Evaluating The WTC Finalists

Critic Herbert Muschamp writes that the choices are clear. “Daniel Libeskind’s project for the World Trade Center site is a startlingly aggressive tour de force, a war memorial to a looming conflict that has scarcely begun. The Think team’s proposal, on the other hand, offers an image of peacetime aspirations so idealistic as to seem nearly unrealizable.Compared with Think’s proposal, Mr. Libeskind’s design looks stunted. Had the competition been intended to capture the fractured state of shock felt soon after 9/11, this plan would probably deserve first place.

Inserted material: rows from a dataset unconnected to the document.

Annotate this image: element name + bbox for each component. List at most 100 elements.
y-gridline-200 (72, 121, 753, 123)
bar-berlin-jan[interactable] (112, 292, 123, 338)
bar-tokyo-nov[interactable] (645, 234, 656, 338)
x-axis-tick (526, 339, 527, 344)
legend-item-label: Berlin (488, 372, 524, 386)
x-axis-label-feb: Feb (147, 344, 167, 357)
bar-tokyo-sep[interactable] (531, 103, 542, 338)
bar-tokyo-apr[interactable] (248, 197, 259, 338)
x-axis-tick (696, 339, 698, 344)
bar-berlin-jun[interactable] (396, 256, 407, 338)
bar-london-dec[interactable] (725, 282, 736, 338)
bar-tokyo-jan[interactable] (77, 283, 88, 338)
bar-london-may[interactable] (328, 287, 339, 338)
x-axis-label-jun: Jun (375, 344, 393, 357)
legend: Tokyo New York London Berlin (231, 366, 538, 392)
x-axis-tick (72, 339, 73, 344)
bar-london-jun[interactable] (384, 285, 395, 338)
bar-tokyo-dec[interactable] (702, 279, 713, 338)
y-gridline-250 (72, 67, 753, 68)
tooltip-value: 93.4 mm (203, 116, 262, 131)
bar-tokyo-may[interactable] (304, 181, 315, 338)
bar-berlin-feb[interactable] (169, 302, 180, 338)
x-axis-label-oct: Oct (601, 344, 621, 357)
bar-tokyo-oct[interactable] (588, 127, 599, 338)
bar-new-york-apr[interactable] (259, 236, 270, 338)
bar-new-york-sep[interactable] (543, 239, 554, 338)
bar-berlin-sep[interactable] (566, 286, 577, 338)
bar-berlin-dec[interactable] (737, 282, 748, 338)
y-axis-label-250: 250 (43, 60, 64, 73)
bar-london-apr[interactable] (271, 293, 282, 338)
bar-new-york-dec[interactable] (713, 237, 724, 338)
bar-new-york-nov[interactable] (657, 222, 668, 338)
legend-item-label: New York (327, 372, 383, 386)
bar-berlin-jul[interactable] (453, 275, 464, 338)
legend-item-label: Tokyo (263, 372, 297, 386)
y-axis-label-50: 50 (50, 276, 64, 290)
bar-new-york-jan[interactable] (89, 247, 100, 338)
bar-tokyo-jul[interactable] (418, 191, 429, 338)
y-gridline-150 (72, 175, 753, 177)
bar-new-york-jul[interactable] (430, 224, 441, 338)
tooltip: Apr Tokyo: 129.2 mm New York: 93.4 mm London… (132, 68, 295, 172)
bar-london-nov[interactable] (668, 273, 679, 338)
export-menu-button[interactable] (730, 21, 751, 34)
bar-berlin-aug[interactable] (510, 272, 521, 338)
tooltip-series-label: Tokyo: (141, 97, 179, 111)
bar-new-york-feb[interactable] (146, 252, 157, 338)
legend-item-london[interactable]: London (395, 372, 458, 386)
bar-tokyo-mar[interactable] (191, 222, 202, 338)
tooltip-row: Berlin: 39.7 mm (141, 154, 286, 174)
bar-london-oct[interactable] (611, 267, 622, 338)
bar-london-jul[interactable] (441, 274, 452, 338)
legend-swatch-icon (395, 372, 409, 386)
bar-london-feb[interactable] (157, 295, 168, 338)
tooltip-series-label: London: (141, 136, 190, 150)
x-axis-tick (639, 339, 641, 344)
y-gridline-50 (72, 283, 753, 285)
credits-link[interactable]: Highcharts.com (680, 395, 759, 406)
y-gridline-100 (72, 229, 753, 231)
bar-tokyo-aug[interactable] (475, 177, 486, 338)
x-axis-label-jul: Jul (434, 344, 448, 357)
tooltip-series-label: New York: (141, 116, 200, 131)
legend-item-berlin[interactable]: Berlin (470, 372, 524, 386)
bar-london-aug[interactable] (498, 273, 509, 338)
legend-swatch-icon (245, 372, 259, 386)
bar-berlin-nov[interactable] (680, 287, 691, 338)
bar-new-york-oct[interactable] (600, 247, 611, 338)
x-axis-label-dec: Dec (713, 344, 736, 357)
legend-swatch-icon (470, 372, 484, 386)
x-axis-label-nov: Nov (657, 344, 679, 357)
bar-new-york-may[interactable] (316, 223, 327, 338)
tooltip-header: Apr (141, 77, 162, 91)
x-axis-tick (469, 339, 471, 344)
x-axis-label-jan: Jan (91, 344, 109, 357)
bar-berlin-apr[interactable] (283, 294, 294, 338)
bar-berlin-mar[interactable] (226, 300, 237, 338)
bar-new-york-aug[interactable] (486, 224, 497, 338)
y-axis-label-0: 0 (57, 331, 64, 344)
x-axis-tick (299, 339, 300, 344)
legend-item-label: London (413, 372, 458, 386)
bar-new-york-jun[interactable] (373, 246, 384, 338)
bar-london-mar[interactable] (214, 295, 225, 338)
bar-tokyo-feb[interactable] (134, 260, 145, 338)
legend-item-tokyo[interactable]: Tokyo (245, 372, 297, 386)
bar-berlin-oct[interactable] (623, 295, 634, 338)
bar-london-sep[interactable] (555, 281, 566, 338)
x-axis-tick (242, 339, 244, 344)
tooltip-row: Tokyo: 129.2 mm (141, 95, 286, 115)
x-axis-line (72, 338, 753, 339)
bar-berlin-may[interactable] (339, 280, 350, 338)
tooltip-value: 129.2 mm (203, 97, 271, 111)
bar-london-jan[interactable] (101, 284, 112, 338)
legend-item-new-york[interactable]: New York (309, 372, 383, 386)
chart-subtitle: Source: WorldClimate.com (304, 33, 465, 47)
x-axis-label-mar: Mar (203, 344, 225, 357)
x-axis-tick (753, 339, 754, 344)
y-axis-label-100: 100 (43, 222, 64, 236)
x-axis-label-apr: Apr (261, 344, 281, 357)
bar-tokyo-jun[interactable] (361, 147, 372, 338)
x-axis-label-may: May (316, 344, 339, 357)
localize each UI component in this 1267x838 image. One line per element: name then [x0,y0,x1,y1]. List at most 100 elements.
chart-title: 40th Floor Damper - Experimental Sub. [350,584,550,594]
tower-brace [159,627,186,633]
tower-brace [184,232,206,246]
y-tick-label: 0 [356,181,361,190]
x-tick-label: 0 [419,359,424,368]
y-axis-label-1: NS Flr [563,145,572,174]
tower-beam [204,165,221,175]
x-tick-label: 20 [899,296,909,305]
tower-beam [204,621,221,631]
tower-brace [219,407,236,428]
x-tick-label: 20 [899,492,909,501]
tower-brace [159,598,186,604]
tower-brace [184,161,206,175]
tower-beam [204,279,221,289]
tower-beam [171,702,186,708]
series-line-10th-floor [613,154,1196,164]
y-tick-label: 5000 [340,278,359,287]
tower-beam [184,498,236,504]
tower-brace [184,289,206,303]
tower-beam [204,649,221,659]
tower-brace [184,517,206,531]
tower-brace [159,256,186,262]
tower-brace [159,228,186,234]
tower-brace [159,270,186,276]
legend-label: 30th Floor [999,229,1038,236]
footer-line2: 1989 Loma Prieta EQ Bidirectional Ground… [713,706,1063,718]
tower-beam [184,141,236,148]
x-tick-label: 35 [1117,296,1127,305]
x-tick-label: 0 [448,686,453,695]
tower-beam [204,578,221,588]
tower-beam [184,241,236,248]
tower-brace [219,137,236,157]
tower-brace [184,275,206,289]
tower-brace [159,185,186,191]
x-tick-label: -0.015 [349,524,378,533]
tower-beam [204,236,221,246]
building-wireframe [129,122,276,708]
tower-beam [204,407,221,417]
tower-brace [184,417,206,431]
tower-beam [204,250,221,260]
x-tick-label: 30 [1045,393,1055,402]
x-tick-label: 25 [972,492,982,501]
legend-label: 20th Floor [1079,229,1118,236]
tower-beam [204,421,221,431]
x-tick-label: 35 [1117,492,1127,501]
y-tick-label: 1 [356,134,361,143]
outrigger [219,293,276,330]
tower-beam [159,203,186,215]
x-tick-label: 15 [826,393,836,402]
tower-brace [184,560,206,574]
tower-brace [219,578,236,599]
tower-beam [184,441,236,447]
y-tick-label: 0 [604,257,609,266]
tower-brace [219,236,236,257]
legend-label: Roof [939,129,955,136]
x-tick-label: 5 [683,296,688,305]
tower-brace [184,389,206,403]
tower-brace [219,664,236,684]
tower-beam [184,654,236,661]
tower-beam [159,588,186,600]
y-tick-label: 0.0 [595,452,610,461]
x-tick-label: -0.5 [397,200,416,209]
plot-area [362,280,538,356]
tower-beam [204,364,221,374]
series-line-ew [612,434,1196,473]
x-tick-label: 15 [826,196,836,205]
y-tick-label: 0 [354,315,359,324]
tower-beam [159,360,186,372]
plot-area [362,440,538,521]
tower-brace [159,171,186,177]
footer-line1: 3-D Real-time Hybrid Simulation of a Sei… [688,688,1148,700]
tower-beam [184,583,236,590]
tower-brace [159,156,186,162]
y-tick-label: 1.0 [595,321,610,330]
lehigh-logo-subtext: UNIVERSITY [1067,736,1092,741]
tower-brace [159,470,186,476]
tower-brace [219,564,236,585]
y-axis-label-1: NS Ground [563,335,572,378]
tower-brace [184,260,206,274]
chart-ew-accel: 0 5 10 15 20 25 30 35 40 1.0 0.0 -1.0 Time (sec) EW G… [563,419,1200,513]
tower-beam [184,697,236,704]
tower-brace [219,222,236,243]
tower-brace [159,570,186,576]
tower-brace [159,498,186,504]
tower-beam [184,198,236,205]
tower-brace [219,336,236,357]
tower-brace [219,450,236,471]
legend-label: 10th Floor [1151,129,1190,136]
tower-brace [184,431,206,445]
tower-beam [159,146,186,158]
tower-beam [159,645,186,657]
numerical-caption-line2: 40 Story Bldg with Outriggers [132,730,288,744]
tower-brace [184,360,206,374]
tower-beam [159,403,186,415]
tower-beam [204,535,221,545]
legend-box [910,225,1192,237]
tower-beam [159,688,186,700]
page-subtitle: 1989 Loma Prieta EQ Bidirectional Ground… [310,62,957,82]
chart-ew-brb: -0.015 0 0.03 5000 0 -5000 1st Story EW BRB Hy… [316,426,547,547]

But why, after all, should a large piece of Manhattan be permanently dedicated to an artistic representation of enemy assault? It is an astonishingly tasteless idea. It has produced a predictably kitsch result.”

WTC Choices On Target

There seems to be general satisfaction with the choice of finalists for the World Trade Center site. “The process of deciding what will replace the destroyed World Trade Center has produced a unique cultural moment. In previous years, when there has been a major cultural issue playing itself out in public, people largely rallied to make clear what they didn’t want. The debate about the World Trade Center site has turned all that on its head. Not surprisingly, there is an unprecedented level of public engagement with and emotional investment in this project. And that involvement has driven the project forward but led it to embrace the most ‘cutting edge’ designs – Mr. Libeskind’s and THINK’s.”